著者名:成毛眞 出版社:三笠書房 発行年:2008年 評価:☆☆
 マイクロソフトの日本支部のトップだった方が意外にも文学や経済など幅広い分野の書籍の読書を推奨。「他の人が意識していない分野」にこそ新しいアイデアの素が隠れているという持論が,こうした幅広いジャンルの書籍の読書につながっていくのだろう。本は最後まで読む必要はないというのも,「調べ学習」的な読書では必須の読書術。要は知りたいことがあれば,その部分だけを読めばいいわけで,そうした合理的な読書の推奨も好ましい。テレビ番組の裏を読み通すように,書籍も懐疑的に読みつつ自分の知識や理論構築に貪欲に取り込んでいこうとする姿勢や大型書店に行く事を推奨するなど,読書家にとっては嬉しいコメントの連続。特に書籍は総合芸術なのだと喝破するあたりが,この本の肝ともいうべき箇所だろう。量産するよりも丹念な本作りを,と提唱する著者の姿勢は本作りに携わる人間にとって耳は痛いがしかし真実でもある。ウェブでは入手不可能な情報をいかに網羅的に構築していくか,情報テクノロジーの最先端をいく書籍はいかにして作成していくべきかなど,書籍の読者も作り手にとっても読むべき価値が大の文庫本である。

2008年9月3日水曜日

資本主義2.0(講談社)

著者:島田裕己 水野和夫 出版社:講談社 発行年:2008年
評価:☆
 経済学者と宗教学者との対談集。やはりエコノミスト的な分析が最初は強く,水野和夫氏の発言が最初は多いが後半になってきてから島田氏の発言も増えてくる。企画はいいのだが,いまひとつかみ合わない部分もあり,新しい市場主義が始まったということは理解できてもそれと宗教学との分析がうまく理解できない。これは編集作業の未熟さがあると思う。
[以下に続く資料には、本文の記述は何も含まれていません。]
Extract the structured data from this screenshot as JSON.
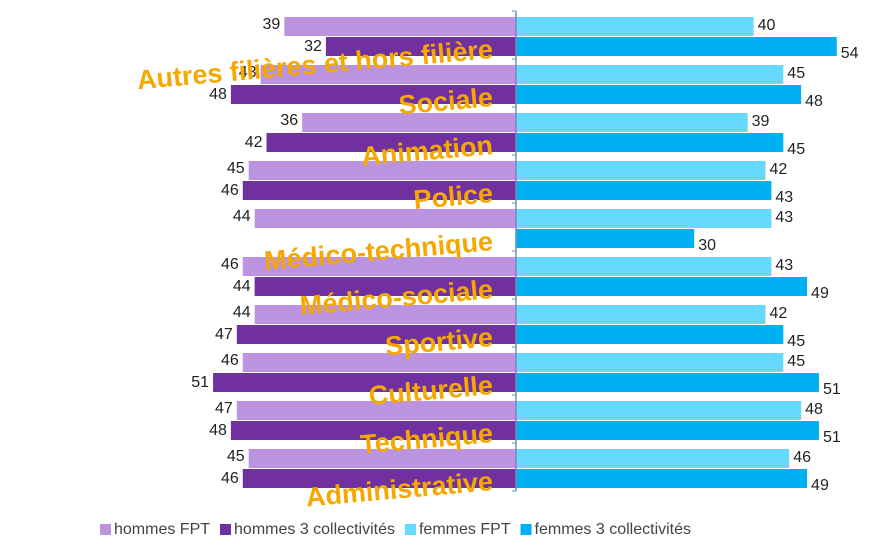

もう少し丁寧に編集して,さらに必要があればポイントをついた編集部の補正質問,さらに専門用語の解説などがあってもいい。これではテープをそのまま起こして書籍にしたのと変わらず,ちょっと残念だ。丁寧に作れば丁寧な理解と共感がよせられた本かもしれないのに。結論はポランニーから「相互扶助」といったところまで話がいってしまうのだが,なんだか地に足がつかない感じだ。ただ一点,長期金利が2パーセントをここ数年超えていないという指摘が個人的には役に立ったが…。